Researchers have studied a number of possible treatments for tardive dyskinesia, including vitamins and many different medicines. One medication, tetrabenazine, which is approved to treat involuntary movements associated with Huntington’s disease, showed promise for the treatment of tardive dyskinesia in small studies. (In fact, after valbenazine received FDA approval this year, a heavy form of tetrabenazine, known as deutetrabenazine, was also approved for tardive dyskinesia.) Valbenazine has similar effects in the brain as tetrabenazine. Therefore, there was interest in studying valbenazine for tardive dyskinesia caused by antipsychotic drugs.

A Breakthrough Therapy

In October 2014, after extensive discussions with the drug’s sponsor (Neurocrine Biosciences) and promising results from studies of valbenazine for tardive dyskinesia, FDA designated valbenazine as a breakthrough therapy. The FDA’s breakthrough pathway supports the agency’s initiatives to enhance drug review flexibility and transparency. In the case of valbenazine, the breakthrough designation facilitated discussions between the FDA and the drug sponsor, which in combination with a priority review of valbenazine led to drug approval eight months after the sponsor submitted the new drug application.

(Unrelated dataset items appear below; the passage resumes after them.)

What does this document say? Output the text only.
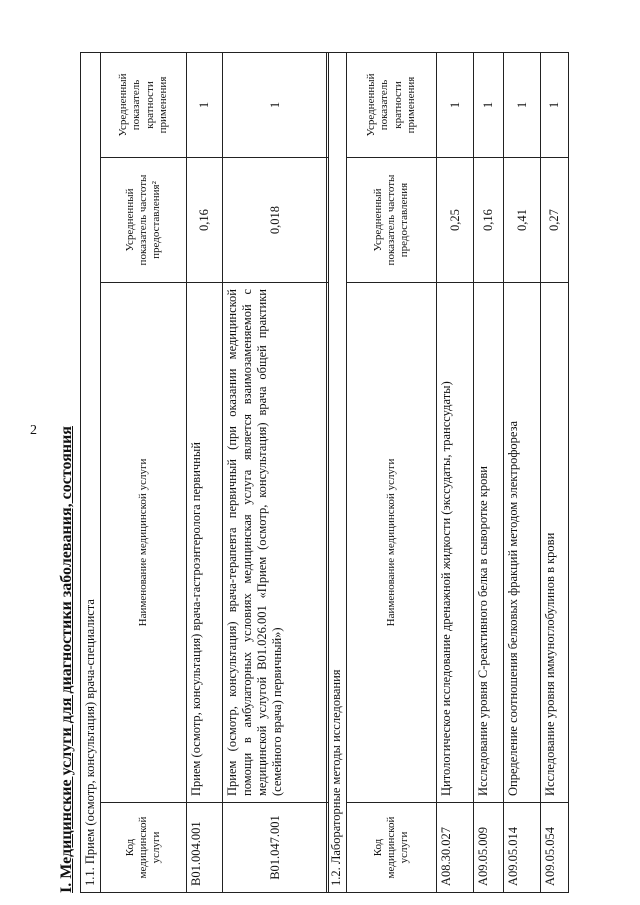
2 I. Медицинские услуги для диагностики заболевания, состояния 1.1. Прием (осмотр, консультация) врача-специалиста			
Код медицинской услуги	Наименование медицинской услуги	Усредненный показатель частоты предоставления²	Усредненный показатель кратности применения
B01.004.001	Прием (осмотр, консультация) врача-гастроэнтеролога первичный	0,16	1
B01.047.001	Прием (осмотр, консультация) врача-терапевта первичный (при оказании медицинской помощи в амбулаторных условиях медицинская услуга является взаимозаменяемой с медицинской услугой B01.026.001 «Прием (осмотр, консультация) врача общей практики (семейного врача) первичный»)	0,018	1
1.2. Лабораторные методы исследования			
Код медицинской услуги	Наименование медицинской услуги	Усредненный показатель частоты предоставления	Усредненный показатель кратности применения
A08.30.027	Цитологическое исследование дренажной жидкости (экссудаты, транссудаты)	0,25	1
A09.05.009	Исследование уровня С-реактивного белка в сыворотке крови	0,16	1
A09.05.014	Определение соотношения белковых фракций методом электрофореза	0,41	1
A09.05.054	Исследование уровня иммуноглобулинов в крови	0,27	1
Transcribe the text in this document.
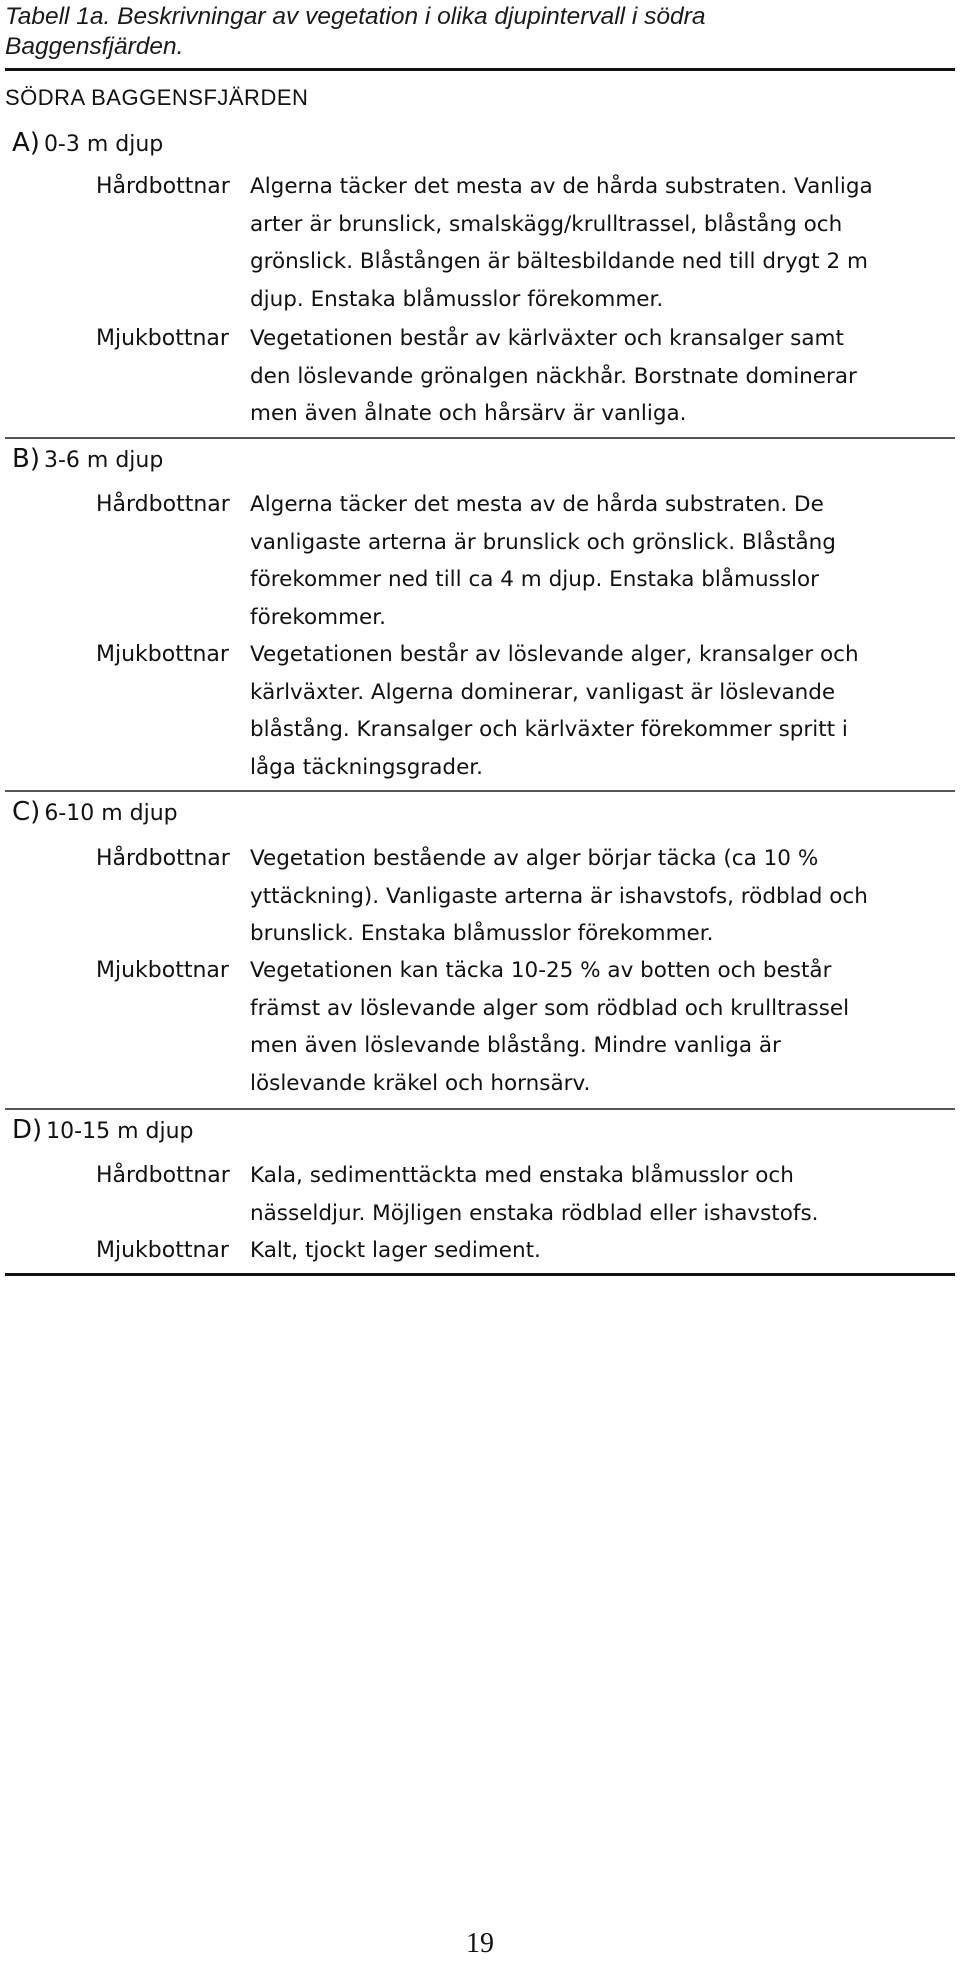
Tabell 1a. Beskrivningar av vegetation i olika djupintervall i södra
Baggensfjärden.
SÖDRA BAGGENSFJÄRDEN
A) 0-3 m djup
Hårdbottnar Algerna täcker det mesta av de hårda substraten. Vanliga
arter är brunslick, smalskägg/krulltrassel, blåstång och
grönslick. Blåstången är bältesbildande ned till drygt 2 m
djup. Enstaka blåmusslor förekommer.
Mjukbottnar Vegetationen består av kärlväxter och kransalger samt
den löslevande grönalgen näckhår. Borstnate dominerar
men även ålnate och hårsärv är vanliga.
B) 3-6 m djup
Hårdbottnar Algerna täcker det mesta av de hårda substraten. De
vanligaste arterna är brunslick och grönslick. Blåstång
förekommer ned till ca 4 m djup. Enstaka blåmusslor
förekommer.
Mjukbottnar Vegetationen består av löslevande alger, kransalger och
kärlväxter. Algerna dominerar, vanligast är löslevande
blåstång. Kransalger och kärlväxter förekommer spritt i
låga täckningsgrader.
C) 6-10 m djup
Hårdbottnar Vegetation bestående av alger börjar täcka (ca 10 %
yttäckning). Vanligaste arterna är ishavstofs, rödblad och
brunslick. Enstaka blåmusslor förekommer.
Mjukbottnar Vegetationen kan täcka 10-25 % av botten och består
främst av löslevande alger som rödblad och krulltrassel
men även löslevande blåstång. Mindre vanliga är
löslevande kräkel och hornsärv.
D) 10-15 m djup
Hårdbottnar Kala, sedimenttäckta med enstaka blåmusslor och
nässeldjur. Möjligen enstaka rödblad eller ishavstofs.
Mjukbottnar Kalt, tjockt lager sediment.
19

The story of valbenazine reflects the significance of effective collaboration between drug developers and regulators to benefit patients in need. The FDA has committed itself to leveraging flexibility, transparency, and collaboration on behalf of American patients. Advances in regulatory science and review practices, such as the breakthrough and priority review pathways, reflect this commitment.


Davis, MC, Miller, BJ, Kalsi, JK, Birkner, T, and Mathis, MV. Efficient trial design—FDA approval of valbenazine for tardive dyskinesia. New Engl J Med 2017 May 10. 

The Spotlight series presents generalized perspectives on ongoing research and science-based activities within CDER. Spotlight articles should not be construed to represent FDA’s views or policies.